What if you scar me again?”“What if your temporary love becomes another permanent wound?”
“What if I finally gather the courage to trust again,
only to watch myself break in the exact same ways?”“People say healing requires vulnerability,
but nobody talks about how terrifying vulnerability becomes after betrayal.”“So no… thank you.
I will stay inside my own little space.
At least there, I know silence cannot abandon me.At least there, I will not become
a piece of someone’s lesson,
someone’s temporary comfort,
or another story they forget once they are done feeling lonely.”
I think this is the part of healing people rarely speak about.
The fear that comes after survival.
Because trauma does not always leave loudly.
Sometimes it stays quietly inside your nervous system.
Inside your hesitation.
Inside the way you overthink kindness.
Inside the way you prepare yourself for people to leave before they even do.
And honestly, healing is exhausting when every version of peace feels temporary.
Social media makes healing look beautiful.
Like journaling, sunlight, long drives, skincare routines, and aesthetic recovery montages.
But real healing is uncomfortable.
It is messy.
It is taking two steps forward and five steps back.
It is wanting love while fearing attachment.
It is craving connection while hiding from it at the same time.
Some days healing feels like growth.
Some days it feels like survival.
And both count.
I think we pressure ourselves too much to “be okay” quickly.
To become productive again.
To become softer again.
To trust again.
To stop grieving things that still ache inside us.
But healing is not a race.
It is not a deadline.
And pain does not expire simply because time has passed.
Maybe healing is not about becoming the person you were before the hurt.

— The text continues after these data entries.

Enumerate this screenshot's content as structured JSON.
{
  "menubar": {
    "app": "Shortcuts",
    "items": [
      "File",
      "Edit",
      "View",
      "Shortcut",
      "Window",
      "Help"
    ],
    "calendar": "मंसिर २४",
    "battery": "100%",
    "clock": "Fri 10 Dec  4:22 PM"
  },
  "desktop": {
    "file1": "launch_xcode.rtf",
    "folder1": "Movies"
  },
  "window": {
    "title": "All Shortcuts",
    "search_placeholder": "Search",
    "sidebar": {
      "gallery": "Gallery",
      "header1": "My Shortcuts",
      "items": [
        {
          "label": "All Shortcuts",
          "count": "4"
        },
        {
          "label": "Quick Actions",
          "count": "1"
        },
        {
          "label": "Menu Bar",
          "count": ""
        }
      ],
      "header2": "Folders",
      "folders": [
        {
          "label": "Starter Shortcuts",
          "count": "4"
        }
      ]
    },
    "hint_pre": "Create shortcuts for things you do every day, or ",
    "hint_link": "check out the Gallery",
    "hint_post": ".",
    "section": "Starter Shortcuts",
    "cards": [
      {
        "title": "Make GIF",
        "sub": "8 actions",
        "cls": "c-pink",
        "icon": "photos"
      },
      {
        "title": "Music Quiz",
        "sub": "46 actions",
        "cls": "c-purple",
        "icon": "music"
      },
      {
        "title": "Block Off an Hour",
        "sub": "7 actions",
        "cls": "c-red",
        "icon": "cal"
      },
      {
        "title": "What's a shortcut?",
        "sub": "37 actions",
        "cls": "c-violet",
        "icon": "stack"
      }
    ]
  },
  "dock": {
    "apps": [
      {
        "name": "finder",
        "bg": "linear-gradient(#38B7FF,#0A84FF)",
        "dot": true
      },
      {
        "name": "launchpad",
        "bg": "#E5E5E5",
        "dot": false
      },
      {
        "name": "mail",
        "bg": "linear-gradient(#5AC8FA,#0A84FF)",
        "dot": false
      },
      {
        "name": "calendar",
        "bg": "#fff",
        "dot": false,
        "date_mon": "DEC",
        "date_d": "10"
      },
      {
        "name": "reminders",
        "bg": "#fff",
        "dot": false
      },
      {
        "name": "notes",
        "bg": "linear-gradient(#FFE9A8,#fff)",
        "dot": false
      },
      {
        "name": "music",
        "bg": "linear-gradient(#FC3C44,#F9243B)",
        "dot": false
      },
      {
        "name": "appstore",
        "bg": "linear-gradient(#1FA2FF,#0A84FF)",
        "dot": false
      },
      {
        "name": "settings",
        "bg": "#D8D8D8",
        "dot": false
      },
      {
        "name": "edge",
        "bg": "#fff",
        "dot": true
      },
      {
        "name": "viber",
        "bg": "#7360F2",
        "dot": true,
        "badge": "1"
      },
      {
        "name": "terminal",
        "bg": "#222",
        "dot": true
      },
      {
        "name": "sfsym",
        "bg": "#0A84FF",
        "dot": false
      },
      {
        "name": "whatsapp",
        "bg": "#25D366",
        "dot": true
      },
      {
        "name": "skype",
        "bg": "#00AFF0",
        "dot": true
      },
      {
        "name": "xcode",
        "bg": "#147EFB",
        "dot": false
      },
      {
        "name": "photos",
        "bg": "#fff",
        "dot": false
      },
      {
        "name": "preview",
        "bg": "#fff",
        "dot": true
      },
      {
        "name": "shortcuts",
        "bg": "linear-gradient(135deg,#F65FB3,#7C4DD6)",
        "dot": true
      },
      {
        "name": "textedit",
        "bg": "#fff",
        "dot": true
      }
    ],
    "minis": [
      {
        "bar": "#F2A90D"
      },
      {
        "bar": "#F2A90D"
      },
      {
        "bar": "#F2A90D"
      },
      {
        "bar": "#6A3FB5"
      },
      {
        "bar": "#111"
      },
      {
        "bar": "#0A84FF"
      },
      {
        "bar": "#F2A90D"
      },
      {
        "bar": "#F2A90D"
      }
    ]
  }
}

Maybe it is about learning how to carry yourself more gently through what changed you.
Maybe it is about realizing that setbacks are not failures.
That bad days do not erase progress.
That fear after pain is human.
And maybe one day, healing quietly becomes this:
Not the absence of scars,
but the absence of fear controlling your entire life.
Maybe one day you stop flinching at love.
Maybe one day your heart stops expecting abandonment in every goodbye.
Maybe one day peace stops feeling temporary.
But until then, you are allowed to heal slowly.
You are allowed to pause.
You are allowed to protect your heart while learning how to open it again.
Because healing was never meant to happen all at once.